Taint Tracking Technique

Lian's taint tracking is based on the State Flow Graph (SFG). SFG organizes symbols, states, and their dependency relationships computed during semantic analysis into a unified graph structure, providing a directly traversable basis for data propagation computation.

During taint analysis, the system uses bit vectors to mark and distinguish sensitive data. Each taint source corresponds to an independent tag bit. During propagation, bitwise operations are used to maintain taint sets, supporting precise modeling of simultaneous propagation from multiple sources.

1 Source and Sink Configuration

Taint-related configuration is managed uniformly by RuleManager. These configuration files are located under the default_settings directory. The system supports defining taint sources (source), taint sinks (sink), and propagation rules using YAML files.

  • source.yaml: describes where sensitive data is produced, such as user input, file reads, or environment variable access.
  • sink.yaml: describes where potentially dangerous operations occur, such as database queries, command execution, or external API calls.
  • propagation.yaml: describes propagation rules during statements, function calls, and field access.

The rule manager parses configuration files and generates internal Rule objects. Rules can be distinguished by language, supporting differentiated modeling in multi-language analysis scenarios.

2 Taint Propagation Framework

Taint propagation logic is driven by the TaintAnalysis class. Lian uses the State Flow Graph as the analysis target and runs a worklist-based computation process on the graph structure. The propagation algorithm is scheduled by PathFinder. The basic process repeatedly pops nodes to process from the SFG, updates taint states of adjacent nodes based on node type and propagation rules, and continues until a fixpoint is reached.

Propagation distinguishes three types of nodes:

  • Symbol nodes (Symbol)
  • State nodes (State)
  • Statement nodes (Stmt)

3 Propagation Rules on Different Node Types

Symbol nodes describe variable-level propagation. When a symbol is marked as tainted, its taint information is propagated to the state nodes associated with the symbol, and further affects statement nodes that use the symbol.

State nodes describe propagation on abstract memory objects. On one hand, taint can propagate backward to all symbols pointing to the state. On the other hand, taint can propagate downward along fields or substates, used to model internal data-flow relationships inside objects.

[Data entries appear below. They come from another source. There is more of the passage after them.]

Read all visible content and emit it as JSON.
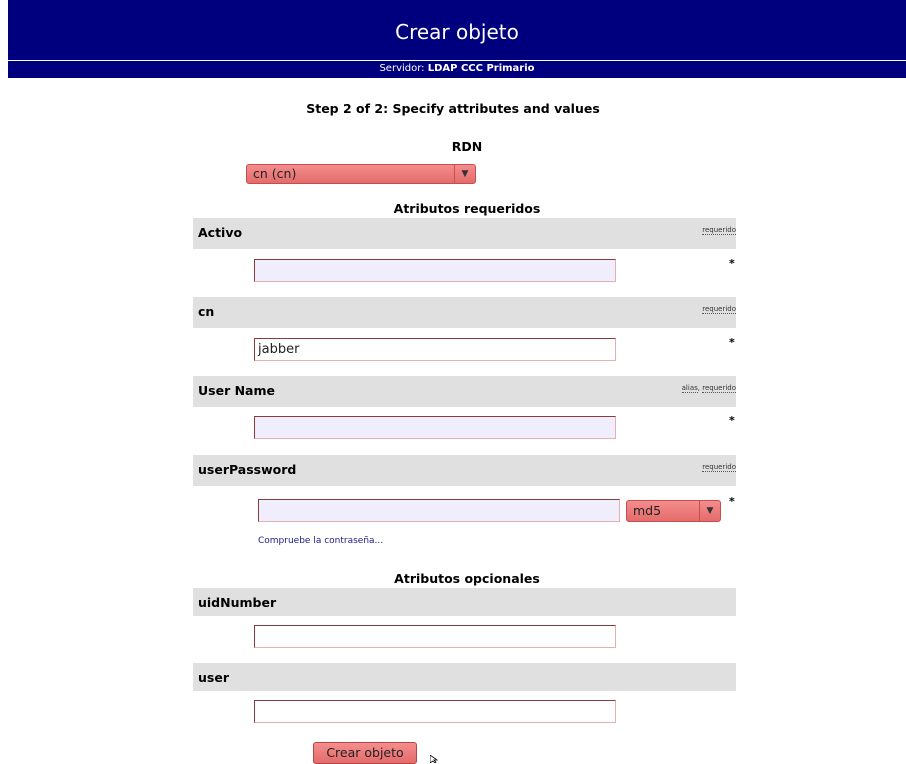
{
  "header": {
    "title": "Crear objeto",
    "server_prefix": "Servidor:",
    "server_name": "LDAP CCC Primario"
  },
  "step_title": "Step 2 of 2: Specify attributes and values",
  "rdn": {
    "label": "RDN",
    "selected": "cn (cn)"
  },
  "required_section_title": "Atributos requeridos",
  "optional_section_title": "Atributos opcionales",
  "required_attributes": [
    {
      "name": "Activo",
      "tags": "requerido",
      "value": "",
      "marker": "*"
    },
    {
      "name": "cn",
      "tags": "requerido",
      "value": "jabber",
      "marker": "*"
    },
    {
      "name": "User Name",
      "alias_tag": "alias",
      "tags": "requerido",
      "value": "",
      "marker": "*"
    },
    {
      "name": "userPassword",
      "tags": "requerido",
      "value": "",
      "marker": "*",
      "hash_selected": "md5"
    }
  ],
  "check_password_link": "Compruebe la contraseña...",
  "optional_attributes": [
    {
      "name": "uidNumber",
      "value": ""
    },
    {
      "name": "user",
      "value": ""
    }
  ],
  "submit_label": "Crear objeto",
  "colors": {
    "header_bg": "#00007f",
    "attr_bar_bg": "#e0e0e0",
    "select_bg": "#e97a7a",
    "field_bg": "#f0eefc",
    "link": "#1a1a8c"
  }
}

Statement nodes handle propagation behavior introduced by concrete statements. Based on propagation rules, the system transfers taint from inputs used by the statement to outputs defined by the statement. For statements with side effects such as method calls, it additionally handles propagation paths that affect object states.

4 Taint State Management

The system maintains taint information consistency through multi-layer state management components.

  • TaintEnv: maintains the current taint sets for symbols and states.
  • TagBitVectorManager: provides bit-vector allocation, merge, and comparison operations.
  • TaintStateManager: supports access-path-based taint tracking, used to precisely model field reads/writes and nested object structures.

Interprocedural propagation is completed by synchronization between actual arguments and formal parameters, allowing taint to be transferred across functions along call edges.

5 Analysis Results and Path Recording

Taint analysis results include not only whether a propagation relationship from source to sink exists, but also complete data-flow path information. The Flow class records the propagation path from a taint source to a sink, providing a basis for vulnerability localization and result explanation.

During analysis, the system can mark visited nodes for debugging the propagation process and validating analysis behavior.

6 Summary

Lian's taint tracking uses the State Flow Graph as the foundation, converting semantic analysis results into a directly queryable data propagation structure. Through bit-vector tagging, multi-node propagation rules, and interprocedural synchronization, the system can systematically model and analyze sensitive data flows in complex programs.